Pension contributors are staring at a major erosion of their savings after annual returns on investments in 2023 by pension funds shrunk below the rate of inflation.

A periodic pension industry survey done by fund administrator Zamara shows that pension schemes made a weighted average return of 1.4 percent in 2023, which was lower than the 1.7 percent return recorded in 2022.

At the same time, Kenya’s average inflation stood at 7.7 percent in 2023, meaning that the average saver lost value in real terms. This was the second straight year of pensions failing to beat inflation after the 2022 return trailed the 7.64 percent average increase in cost of living.
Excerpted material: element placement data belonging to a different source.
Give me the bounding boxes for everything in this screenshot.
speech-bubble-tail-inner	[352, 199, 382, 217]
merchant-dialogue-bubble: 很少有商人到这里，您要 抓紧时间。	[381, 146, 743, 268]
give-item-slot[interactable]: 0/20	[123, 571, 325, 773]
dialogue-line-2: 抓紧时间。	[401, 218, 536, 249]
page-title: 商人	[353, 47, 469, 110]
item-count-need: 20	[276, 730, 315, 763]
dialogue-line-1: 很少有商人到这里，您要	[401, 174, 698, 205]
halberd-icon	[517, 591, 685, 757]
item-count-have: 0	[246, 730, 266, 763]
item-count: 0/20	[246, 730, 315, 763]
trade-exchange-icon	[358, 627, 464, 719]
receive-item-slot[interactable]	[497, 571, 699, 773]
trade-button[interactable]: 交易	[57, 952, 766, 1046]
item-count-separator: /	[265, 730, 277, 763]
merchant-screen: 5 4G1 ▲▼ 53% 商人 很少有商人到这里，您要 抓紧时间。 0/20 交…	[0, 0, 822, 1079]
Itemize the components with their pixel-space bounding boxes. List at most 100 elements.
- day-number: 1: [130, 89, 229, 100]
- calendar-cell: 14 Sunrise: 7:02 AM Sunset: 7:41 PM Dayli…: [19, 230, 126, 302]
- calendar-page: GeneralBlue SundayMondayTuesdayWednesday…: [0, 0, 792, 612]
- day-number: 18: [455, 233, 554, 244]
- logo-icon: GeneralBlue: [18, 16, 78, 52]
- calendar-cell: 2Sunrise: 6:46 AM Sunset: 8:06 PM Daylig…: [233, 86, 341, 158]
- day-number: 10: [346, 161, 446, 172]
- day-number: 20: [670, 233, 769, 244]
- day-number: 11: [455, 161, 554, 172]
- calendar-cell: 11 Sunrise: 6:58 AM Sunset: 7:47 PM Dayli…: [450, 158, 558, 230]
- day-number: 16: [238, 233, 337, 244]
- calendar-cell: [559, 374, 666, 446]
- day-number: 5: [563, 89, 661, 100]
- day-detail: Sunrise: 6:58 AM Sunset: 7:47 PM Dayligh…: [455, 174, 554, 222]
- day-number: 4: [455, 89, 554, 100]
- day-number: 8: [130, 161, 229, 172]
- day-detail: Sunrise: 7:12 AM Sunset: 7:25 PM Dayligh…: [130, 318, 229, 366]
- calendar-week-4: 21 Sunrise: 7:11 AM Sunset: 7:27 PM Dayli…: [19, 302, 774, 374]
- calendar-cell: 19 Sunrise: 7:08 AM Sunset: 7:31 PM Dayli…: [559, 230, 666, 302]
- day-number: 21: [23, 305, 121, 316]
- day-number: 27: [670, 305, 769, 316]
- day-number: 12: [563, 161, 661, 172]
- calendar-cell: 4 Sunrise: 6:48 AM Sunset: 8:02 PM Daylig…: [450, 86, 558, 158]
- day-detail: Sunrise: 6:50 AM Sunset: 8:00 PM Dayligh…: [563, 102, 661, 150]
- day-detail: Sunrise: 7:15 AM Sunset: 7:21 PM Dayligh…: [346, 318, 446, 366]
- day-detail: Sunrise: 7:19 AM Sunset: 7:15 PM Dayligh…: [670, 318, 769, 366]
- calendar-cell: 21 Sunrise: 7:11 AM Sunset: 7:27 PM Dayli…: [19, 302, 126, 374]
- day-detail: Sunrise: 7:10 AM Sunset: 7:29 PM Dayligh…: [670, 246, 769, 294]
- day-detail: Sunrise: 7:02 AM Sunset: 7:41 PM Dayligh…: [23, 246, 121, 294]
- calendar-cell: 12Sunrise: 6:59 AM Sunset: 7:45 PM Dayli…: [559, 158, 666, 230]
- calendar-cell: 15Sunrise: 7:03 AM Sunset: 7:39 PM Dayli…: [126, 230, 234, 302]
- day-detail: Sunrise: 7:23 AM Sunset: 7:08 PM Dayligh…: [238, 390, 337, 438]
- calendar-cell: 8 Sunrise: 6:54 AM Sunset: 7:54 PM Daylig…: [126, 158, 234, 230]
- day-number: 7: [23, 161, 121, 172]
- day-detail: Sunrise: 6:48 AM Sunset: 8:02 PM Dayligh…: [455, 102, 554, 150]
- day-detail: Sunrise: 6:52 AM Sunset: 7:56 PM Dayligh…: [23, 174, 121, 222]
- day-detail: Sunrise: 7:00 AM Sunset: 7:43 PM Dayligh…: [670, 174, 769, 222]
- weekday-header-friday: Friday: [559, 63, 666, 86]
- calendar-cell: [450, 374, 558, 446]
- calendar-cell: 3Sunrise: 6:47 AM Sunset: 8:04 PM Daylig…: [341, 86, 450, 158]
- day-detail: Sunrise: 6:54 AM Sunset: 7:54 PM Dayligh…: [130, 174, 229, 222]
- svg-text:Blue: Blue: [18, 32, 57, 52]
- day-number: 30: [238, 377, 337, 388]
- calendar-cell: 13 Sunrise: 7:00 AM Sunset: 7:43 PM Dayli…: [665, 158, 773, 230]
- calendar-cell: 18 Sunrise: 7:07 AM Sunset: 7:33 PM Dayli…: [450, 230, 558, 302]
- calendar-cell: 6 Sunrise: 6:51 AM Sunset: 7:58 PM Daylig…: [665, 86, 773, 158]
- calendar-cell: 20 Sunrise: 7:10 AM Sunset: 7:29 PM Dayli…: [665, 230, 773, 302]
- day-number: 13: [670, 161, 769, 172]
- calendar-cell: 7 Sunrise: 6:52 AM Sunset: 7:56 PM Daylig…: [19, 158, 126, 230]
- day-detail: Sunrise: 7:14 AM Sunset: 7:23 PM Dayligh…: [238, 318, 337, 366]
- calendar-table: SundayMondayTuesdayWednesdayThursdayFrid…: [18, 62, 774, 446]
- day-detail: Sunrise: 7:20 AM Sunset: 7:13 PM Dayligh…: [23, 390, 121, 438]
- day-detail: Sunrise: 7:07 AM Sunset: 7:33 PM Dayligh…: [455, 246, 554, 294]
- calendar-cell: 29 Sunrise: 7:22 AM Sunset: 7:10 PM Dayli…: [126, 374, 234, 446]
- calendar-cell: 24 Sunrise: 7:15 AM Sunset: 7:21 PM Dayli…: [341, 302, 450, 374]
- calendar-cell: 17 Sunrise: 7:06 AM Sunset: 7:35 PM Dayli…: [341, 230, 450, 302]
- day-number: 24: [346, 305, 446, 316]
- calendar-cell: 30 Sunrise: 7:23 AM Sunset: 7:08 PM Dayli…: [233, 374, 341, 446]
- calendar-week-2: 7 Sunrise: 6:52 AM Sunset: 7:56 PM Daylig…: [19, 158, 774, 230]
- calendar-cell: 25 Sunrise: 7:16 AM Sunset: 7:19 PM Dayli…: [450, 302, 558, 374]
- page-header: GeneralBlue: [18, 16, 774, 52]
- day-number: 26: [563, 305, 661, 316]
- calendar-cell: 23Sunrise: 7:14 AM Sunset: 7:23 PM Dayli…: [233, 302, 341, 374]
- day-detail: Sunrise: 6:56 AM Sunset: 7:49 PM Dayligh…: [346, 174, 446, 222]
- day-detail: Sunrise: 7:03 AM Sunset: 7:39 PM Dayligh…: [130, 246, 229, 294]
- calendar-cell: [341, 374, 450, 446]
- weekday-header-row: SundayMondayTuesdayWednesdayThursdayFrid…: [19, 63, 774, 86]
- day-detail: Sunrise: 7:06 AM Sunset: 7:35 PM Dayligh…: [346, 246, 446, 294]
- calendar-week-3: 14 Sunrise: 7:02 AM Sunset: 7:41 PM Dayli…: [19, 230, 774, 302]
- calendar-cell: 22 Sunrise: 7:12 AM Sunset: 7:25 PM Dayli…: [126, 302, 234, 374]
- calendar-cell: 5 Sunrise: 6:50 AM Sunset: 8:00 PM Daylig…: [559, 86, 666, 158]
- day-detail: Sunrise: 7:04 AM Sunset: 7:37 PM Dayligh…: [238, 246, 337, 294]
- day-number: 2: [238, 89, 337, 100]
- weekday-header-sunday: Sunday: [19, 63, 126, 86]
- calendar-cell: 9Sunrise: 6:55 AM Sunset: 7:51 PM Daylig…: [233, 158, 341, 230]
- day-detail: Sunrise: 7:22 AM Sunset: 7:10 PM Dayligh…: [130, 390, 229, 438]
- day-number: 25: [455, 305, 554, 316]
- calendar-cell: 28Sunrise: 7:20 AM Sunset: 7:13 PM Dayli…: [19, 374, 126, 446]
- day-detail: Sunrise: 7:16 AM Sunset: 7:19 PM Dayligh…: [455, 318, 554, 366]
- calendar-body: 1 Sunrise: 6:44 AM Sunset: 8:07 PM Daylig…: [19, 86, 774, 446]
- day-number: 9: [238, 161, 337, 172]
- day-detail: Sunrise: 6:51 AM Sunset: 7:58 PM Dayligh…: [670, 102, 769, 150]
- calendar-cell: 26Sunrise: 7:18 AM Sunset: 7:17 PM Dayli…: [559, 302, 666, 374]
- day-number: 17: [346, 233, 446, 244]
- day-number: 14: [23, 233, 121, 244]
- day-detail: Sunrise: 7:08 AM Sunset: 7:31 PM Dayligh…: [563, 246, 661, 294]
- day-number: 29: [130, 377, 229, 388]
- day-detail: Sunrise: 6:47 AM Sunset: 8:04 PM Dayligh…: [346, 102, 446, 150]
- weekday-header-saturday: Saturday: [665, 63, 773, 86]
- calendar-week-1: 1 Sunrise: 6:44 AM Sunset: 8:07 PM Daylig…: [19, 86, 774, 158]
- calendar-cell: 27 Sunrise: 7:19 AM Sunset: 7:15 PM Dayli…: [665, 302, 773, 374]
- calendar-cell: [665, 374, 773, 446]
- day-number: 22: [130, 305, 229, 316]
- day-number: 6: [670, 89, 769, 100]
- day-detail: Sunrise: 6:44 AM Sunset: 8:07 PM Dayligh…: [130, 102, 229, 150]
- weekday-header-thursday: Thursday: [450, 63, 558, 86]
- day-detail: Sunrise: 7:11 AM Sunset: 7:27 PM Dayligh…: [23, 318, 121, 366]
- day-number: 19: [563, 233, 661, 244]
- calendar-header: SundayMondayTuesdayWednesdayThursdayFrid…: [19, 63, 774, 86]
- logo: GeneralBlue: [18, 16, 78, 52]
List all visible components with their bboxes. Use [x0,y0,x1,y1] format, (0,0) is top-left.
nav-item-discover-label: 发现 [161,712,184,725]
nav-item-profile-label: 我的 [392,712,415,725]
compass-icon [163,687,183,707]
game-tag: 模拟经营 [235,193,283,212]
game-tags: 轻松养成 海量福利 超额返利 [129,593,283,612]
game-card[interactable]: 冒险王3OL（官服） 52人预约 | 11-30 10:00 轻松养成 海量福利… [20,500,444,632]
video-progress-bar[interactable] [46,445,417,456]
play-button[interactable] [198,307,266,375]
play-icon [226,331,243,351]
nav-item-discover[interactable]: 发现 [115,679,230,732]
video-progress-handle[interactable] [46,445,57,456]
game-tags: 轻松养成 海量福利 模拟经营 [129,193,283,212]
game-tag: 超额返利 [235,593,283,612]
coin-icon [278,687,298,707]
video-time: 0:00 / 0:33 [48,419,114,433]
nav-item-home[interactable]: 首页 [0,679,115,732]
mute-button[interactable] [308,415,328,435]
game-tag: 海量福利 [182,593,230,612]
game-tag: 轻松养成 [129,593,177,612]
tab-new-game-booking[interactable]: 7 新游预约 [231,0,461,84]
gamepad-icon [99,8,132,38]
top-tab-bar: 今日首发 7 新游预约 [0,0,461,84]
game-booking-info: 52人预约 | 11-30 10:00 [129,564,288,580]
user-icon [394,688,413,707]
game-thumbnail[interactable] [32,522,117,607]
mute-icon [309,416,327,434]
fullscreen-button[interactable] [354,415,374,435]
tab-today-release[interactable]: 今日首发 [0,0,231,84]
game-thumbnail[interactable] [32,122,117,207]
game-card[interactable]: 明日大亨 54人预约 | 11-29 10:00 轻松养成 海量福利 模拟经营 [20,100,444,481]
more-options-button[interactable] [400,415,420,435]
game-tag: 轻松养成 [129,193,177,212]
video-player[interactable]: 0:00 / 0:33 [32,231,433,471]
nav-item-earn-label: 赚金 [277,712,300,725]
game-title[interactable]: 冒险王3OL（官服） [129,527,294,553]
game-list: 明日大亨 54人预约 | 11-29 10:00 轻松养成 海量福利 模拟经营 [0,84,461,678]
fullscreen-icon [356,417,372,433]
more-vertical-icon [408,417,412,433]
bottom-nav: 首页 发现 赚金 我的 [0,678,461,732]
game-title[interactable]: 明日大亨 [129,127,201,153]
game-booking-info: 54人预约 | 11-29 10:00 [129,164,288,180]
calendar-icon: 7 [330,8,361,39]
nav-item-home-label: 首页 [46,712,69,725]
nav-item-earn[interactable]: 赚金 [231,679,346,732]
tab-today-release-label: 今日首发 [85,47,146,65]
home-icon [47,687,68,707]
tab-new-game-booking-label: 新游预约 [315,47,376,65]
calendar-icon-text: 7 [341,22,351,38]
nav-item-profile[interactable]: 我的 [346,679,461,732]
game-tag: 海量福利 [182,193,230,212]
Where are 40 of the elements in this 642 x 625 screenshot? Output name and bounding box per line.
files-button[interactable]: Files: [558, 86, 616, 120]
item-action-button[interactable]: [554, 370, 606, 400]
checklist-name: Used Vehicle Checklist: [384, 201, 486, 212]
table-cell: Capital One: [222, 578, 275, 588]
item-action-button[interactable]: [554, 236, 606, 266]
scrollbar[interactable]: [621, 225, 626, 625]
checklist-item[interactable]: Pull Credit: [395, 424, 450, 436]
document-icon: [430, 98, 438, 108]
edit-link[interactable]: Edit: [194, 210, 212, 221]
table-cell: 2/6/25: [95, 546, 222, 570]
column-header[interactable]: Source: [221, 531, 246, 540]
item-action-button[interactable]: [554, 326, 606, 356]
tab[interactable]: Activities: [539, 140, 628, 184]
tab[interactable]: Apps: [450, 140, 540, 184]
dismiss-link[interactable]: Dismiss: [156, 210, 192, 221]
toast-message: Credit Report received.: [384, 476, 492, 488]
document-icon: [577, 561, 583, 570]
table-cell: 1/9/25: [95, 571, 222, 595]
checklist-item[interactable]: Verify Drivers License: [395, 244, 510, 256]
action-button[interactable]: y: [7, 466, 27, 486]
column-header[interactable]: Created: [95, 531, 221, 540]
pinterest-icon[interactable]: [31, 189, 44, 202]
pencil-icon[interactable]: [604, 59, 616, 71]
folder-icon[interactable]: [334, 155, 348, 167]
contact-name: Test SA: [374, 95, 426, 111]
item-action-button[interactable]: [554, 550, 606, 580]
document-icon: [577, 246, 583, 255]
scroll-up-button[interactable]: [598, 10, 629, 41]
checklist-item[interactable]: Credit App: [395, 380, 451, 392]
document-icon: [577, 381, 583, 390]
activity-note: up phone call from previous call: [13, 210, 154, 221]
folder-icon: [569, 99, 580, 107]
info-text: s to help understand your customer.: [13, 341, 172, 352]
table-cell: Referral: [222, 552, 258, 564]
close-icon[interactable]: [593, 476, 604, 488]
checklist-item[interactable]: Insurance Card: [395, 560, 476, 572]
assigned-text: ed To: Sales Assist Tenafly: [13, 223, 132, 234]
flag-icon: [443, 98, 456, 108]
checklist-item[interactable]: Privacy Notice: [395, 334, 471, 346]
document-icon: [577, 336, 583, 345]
The returns from investments determine the interest that pension funds pay savers on their contributions each year, after factoring in administrative and other fund management expenses.

Zamara said the sub-par returns last year were caused by an underperforming equities market, as well as fair value losses on bond holdings after a sharp increase in yields caused prices to retreat in the secondary market.

“This decline was driven by negative bond valuations and poor equity market performance,” said Zamara in a commentary on the schemes’ performance.

The 412 funds surveyed by Zamara —with a total fund value of Sh1.042 trillion— had by the end of last year, allocated an average of 12.4 percent of their total assets to equities, down from 21.8 percent in 2022.

Fixed income and offshore investments accounted for 80.3 percent and 5.5 percent of total assets respectively, up from 76.5 percent and 1.53 percent in 2022.

The weighted average returns from equities stood at negative 22.9 percent in the year, weighed down by share price erosion on blue chip counters at the Nairobi Securities Exchange on foreign investor selling.

Pension funds normally invest in large, stable blue chip stocks at NSE, seeking better security against loss of savers funds while generating steady returns from dividends and potential long-term capital gains.

In the fixed-income segment, schemes opt for low-risk, long-term local government bonds to guarantee the stability of funds. While offshore investments often offer high returns, they come with high risks.

These bonds, while offering stable returns in terms of interest, saw price erosion last year following a rise in yields in the secondary market.

Bond yields and prices tend to move in opposite directions in the market, depending on the risk rating that investors assign to government debt at that particular point.

Yields went up last year, pushing some bond prices to as low as Sh70 per Sh100 unit in the NSE. Financial firms report these losses on their balance sheet, although they do not translate into actual losses on the profit and loss statement unless the bonds are sold.